Joost Vanhommerig from the Amsterdam Health Service and fellow investigators conducted the MOSAIC study to assess risk factors for acute HCV infection among HIV-positive gay and bi men.

MOSAIC is one of the first studies to look at both biological and behavioural determinants of acute HCV infection, the researchers noted as background. Most previous studies evaluating risk factors for recently acquired HCV infection were initially designed to study HIV, not hepatitis C.

From 2009 onwards, 82 HIV-positive MSM with acute HCV infection were prospectively followed at five outpatient clinics in Amsterdam, Rotterdam and Utrecht.

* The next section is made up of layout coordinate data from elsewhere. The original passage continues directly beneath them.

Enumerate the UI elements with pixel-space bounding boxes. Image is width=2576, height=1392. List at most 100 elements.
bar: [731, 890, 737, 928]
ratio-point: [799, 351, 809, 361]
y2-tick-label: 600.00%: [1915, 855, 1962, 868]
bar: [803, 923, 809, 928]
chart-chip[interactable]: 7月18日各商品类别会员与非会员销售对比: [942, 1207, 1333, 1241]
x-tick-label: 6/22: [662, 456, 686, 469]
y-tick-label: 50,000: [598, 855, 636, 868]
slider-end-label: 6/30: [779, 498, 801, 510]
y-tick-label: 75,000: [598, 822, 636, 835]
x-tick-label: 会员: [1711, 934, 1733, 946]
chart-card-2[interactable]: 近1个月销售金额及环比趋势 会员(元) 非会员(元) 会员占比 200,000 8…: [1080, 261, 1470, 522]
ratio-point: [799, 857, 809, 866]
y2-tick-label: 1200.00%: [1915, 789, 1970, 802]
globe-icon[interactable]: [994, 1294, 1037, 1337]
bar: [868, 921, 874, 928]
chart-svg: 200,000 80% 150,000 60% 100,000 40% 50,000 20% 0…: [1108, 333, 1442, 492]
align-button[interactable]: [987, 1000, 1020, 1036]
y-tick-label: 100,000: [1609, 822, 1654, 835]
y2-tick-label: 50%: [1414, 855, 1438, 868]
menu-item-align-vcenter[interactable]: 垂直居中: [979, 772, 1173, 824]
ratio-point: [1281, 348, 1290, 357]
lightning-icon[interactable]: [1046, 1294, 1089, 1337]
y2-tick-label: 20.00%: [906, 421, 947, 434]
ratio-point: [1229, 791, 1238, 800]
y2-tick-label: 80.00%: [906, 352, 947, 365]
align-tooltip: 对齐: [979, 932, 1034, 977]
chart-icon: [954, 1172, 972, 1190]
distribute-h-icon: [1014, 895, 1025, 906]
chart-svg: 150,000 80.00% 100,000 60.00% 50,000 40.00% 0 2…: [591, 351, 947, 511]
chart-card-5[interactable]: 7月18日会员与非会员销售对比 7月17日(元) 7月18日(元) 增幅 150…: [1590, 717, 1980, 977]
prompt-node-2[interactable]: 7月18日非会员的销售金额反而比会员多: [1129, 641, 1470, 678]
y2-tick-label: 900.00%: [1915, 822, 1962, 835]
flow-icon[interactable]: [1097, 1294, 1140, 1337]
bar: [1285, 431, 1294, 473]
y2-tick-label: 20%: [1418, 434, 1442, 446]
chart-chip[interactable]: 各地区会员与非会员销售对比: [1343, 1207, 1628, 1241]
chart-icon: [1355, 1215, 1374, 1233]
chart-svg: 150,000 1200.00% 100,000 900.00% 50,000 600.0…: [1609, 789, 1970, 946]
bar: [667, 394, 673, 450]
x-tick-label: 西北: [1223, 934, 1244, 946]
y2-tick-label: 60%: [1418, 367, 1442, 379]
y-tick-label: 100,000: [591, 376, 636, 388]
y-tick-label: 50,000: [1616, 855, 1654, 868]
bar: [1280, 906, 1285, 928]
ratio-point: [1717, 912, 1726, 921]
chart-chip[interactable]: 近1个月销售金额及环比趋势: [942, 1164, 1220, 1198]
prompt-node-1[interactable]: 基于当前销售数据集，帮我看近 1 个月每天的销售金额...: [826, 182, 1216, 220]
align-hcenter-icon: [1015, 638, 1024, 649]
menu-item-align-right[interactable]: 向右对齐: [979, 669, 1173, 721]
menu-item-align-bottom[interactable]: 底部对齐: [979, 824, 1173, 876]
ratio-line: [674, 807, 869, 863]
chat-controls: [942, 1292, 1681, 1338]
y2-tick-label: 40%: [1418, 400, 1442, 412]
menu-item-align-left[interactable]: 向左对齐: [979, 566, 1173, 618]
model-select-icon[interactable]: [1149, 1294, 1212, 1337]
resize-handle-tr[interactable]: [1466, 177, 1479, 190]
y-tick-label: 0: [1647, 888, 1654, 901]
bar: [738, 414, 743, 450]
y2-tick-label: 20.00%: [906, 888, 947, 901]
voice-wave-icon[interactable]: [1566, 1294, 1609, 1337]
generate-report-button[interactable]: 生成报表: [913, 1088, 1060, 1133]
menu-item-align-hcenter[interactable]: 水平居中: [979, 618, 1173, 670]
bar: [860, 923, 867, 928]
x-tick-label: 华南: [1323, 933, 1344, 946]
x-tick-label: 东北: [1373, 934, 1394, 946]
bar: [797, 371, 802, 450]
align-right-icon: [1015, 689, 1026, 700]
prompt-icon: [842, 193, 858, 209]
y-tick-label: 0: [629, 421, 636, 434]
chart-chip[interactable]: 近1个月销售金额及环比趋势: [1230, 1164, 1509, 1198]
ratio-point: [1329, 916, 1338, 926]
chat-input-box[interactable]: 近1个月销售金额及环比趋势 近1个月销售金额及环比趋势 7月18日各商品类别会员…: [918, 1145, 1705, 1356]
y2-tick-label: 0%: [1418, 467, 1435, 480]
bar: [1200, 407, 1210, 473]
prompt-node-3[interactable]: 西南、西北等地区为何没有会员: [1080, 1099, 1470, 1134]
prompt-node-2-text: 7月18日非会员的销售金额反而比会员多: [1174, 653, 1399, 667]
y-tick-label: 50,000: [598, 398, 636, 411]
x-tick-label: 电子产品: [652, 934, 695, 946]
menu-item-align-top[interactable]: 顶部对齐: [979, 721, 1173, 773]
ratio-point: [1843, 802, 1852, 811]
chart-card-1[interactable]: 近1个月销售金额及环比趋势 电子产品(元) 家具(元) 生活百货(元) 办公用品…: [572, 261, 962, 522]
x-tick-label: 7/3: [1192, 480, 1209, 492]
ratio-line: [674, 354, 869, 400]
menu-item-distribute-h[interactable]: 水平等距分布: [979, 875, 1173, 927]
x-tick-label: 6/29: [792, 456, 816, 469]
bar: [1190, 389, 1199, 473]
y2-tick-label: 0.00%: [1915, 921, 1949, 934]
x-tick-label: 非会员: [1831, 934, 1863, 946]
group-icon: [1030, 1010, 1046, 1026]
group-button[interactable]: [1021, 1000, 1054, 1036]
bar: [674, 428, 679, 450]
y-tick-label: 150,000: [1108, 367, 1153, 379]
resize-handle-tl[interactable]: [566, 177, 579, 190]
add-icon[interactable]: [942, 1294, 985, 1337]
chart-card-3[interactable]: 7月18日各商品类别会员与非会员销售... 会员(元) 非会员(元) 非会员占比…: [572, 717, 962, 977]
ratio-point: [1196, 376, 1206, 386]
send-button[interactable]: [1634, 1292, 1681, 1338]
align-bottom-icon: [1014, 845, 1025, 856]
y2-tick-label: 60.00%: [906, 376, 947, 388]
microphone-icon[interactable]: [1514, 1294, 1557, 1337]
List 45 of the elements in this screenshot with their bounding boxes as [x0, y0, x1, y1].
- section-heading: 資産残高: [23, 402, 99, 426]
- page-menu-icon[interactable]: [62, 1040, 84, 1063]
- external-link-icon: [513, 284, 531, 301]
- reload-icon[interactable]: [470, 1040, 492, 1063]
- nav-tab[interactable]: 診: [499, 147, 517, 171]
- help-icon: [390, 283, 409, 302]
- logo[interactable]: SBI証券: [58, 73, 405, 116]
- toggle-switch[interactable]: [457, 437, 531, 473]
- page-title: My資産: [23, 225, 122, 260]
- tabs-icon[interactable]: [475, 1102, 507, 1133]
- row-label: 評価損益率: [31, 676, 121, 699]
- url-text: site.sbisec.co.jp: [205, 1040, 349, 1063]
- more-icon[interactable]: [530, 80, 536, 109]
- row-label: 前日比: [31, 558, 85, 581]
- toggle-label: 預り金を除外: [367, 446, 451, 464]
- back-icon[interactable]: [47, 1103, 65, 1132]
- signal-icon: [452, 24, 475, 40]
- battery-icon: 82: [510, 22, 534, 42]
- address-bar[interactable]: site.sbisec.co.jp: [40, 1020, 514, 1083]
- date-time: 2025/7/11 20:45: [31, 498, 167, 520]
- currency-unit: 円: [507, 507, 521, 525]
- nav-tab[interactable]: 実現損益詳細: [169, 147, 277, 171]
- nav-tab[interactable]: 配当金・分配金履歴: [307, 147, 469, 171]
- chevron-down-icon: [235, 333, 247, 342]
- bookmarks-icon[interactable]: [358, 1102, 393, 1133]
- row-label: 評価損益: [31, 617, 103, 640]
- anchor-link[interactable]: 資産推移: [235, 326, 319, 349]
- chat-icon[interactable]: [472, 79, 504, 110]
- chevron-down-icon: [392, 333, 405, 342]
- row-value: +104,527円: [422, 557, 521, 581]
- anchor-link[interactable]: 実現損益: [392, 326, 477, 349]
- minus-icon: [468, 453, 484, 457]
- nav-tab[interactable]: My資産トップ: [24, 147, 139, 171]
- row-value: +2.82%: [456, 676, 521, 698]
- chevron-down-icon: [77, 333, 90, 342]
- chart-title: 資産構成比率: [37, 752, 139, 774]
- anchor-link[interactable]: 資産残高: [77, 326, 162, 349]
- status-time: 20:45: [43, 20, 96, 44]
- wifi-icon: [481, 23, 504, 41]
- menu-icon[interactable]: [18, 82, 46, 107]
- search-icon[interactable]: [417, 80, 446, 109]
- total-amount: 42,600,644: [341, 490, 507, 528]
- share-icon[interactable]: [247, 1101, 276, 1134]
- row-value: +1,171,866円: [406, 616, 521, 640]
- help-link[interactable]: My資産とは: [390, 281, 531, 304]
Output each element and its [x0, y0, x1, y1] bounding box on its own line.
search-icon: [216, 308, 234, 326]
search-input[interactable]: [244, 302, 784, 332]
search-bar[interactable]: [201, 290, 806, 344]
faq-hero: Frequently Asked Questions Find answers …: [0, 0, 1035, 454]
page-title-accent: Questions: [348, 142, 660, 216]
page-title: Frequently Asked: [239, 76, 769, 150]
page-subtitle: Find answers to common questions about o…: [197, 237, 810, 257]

For each case, the analysis also included one or two HIV-positive gay men without HCV as controls (total 131).

The overall median age was 46 years. A majority had HCV genotype 1a (63%), followed by 4d (13%), 2b (12%), 1b (7%) and undetermined (4%). Injection drug use was reported by ten men with HIV/HCV co-infection (12.2%) and two with HIV alone (1.5%).

Study participants completed written questionnaires covering social and demographic characteristics, blood-borne risk factors for HCV infection, and sexual behaviour and drug use during the six months prior to study entry. Clinical data related to HIV and hepatitis C were obtained through linkage with databases from the Dutch HIV Monitoring Foundation.

The following factors were found to be significantly associated with increased likelihood of acute HCV infection in a multivariate analysis, listed in order of strength of association:

  • Injection drug use: odds ratio (OR) >10
  • Ulcer-causing STIs (syphilis, genital herpes, lymphogranuloma venereum): OR ~5
  • Condomless receptive anal intercourse: OR ~5
  • Sharing sex toys: OR ~4
  • Sharing straws for snorting drugs before or during sex: OR ~3.5
  • Unprotected fisting: OR ~3
  • Lower CD4 cell count at the last visit before testing HCV-positive: OR ~1.7 per cubic root lower.

However, the number of casual sexual partners, anal rinsing or douching, rectal bleeding and meeting partners at sex parties were not independent risk factors for HCV acquisition in this analysis.

"In the on-going HCV epidemic in which HIV-infected MSM with high-risk sexual behaviour were probably infected first, especially MSM with lower risk profiles may become increasingly affected by acute HCV," the researchers concluded.

This analysis differs from most prior studies in that it saw a significant effect of injection drug use – although the total number of people who reported injecting drugs was quite small, so it is hard to draw definitive conclusions – and did not see an association with having more sexual partners or participating in group sex.

In their printed abstract, the authors noted that further studies are needed to explore the role of CD4 cell count, as it is still unclear whether a lower CD4 count facilitates HCV infection, is a result of acute HCV infection or perhaps both. In fact, many HIV-positive men with sexually transmitted HCV have high CD4 counts.

These findings suggest safer sex and drug use practices that could potentially reduce the risk of HCV transmission in a sexual setting, including using condoms for anal sex and gloves for fisting, covering or not sharing sex toys, and not sharing equipment for nasal or injection drug use. They also support the growing number of experts who recommend regular HCV screening for sexually active gay and bi men.